This Quirky And Heartfelt Film Aims To Shatter Misconceptions About Bisexual Men

A bisexual man finds comfort ― and a bit more than he bargained for ― via an online hookup in a quirky and colorful short film.

HuffPost caught a sneak peek at “Flex,” debuting online next week as part of the 10th annual Frameline Voices programhosted by San Francisco’s Frameline Film Festival. Directed by Matt Porter, the film follows Charles (played by actor Charles Gould), a Los Angeles man who is feeling down after an unexpected breakup with his girlfriend (Brianna Baker) before she moves abroad. Before long, Charles finds himself eager to embrace the larger canvas of his sexuality ― which, in his case, includes his interest in men.

In the clip below, Charles is introduced to Alex (Charles Rogers), with whom he’s been chatting on a dating app. Whether Charles and Alex find lasting romance remains to be seen, but things are off to an awkward start.

Catch a sneak peek at “Flex” below.

Gould, whose acting credits include “The Big Sick” and the Netflix series “Bonding,” based the “Flex” screenplay on his own experiences as a bisexual man, having rarely seen himself reflected in pop culture.

“The first time I saw a bisexual man on TV was a vampire on ‘True Blood,’ which, needless to say, didn’t reflect my experience,” he told HuffPost in an interview. “As a kid, I was attracted to men and women, and I didn’t really know what to make of that.”

“I just thought I was weird because I was turned on by Britney [Spears] and the astronaut in the ‘Oops!… I Did It Again’ video,” he continued. “It wasn’t until I got older and started having sex that I began to understand that there was such a thing as a bisexual person and that there are a lot of other bi people in the world.”
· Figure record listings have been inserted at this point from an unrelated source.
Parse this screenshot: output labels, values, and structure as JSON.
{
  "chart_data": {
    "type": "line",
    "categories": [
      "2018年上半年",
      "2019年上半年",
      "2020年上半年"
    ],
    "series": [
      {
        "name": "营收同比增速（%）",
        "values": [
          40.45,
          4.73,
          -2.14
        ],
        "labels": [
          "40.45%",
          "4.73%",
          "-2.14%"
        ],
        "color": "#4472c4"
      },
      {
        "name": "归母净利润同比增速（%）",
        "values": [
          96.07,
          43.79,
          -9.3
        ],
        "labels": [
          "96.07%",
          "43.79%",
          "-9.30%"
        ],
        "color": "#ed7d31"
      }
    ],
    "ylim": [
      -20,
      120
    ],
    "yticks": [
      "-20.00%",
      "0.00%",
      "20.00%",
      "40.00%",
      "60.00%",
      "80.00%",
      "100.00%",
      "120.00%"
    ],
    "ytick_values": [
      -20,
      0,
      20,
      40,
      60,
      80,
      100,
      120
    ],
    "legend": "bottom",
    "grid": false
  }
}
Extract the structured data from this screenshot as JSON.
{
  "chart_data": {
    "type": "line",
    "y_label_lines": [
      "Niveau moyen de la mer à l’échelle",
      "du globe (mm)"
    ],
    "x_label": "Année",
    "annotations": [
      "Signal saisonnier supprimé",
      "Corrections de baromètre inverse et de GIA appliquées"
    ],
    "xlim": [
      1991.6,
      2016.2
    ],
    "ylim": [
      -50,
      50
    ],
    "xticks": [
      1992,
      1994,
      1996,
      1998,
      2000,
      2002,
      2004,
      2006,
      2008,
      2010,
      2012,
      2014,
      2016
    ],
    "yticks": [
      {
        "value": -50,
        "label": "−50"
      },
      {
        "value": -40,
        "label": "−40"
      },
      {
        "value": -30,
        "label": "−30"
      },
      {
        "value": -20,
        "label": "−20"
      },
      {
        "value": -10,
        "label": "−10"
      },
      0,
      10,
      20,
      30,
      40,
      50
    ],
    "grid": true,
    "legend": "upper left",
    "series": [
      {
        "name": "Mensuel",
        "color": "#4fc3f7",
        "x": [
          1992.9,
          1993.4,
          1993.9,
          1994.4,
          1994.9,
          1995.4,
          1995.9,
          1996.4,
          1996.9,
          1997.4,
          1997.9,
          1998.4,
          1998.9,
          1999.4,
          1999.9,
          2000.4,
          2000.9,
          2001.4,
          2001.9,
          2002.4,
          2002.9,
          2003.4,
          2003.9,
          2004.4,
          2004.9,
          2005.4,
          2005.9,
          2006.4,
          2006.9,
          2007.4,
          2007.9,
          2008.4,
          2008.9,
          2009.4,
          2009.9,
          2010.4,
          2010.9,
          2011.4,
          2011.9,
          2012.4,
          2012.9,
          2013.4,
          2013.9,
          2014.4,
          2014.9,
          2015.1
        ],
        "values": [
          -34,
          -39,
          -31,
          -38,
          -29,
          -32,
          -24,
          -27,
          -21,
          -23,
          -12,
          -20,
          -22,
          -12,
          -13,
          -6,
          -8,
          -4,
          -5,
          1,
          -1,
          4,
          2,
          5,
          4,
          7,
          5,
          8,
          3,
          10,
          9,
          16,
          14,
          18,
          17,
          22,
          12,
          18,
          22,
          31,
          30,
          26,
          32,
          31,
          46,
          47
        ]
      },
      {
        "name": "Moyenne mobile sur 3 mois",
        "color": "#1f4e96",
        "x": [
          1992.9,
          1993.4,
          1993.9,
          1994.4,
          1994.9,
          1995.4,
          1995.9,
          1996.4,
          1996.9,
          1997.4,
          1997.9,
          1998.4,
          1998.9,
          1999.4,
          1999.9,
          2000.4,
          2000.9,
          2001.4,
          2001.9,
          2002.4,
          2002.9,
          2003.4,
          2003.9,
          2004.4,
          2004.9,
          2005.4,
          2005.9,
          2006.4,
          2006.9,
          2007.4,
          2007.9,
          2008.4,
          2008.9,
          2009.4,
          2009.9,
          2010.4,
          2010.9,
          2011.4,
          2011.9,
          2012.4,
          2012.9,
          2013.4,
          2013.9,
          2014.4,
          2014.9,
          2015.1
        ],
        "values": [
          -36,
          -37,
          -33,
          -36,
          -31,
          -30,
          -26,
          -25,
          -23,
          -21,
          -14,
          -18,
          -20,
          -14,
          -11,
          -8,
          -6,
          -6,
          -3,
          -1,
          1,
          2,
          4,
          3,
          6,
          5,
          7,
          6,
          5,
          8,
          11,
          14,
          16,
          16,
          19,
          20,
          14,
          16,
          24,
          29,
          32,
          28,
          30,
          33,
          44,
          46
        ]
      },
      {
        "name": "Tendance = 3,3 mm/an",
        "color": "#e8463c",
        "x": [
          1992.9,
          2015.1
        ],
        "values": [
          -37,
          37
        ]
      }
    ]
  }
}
“Flex” is viewable in full here. It will be featured April 14 as one of seven short films included in the Frameline Voices programpresented via a grant from the National Endowment of the Arts. Gould is hopeful that the story of Charles and Alex doesn’t end there, as he and Elliot Page are writing and developing a television series based on the film.

“[I’m a] person who’s had their identity questioned their whole life,” he explained. “I would love to explore the bisexuality of Hollywood in the 1930s, ’40s and ’50s. I think there is an excellent movie about a bisexual actor today finding his footing and identity as we flash back to a bisexual actor doing the same in the 1940s.”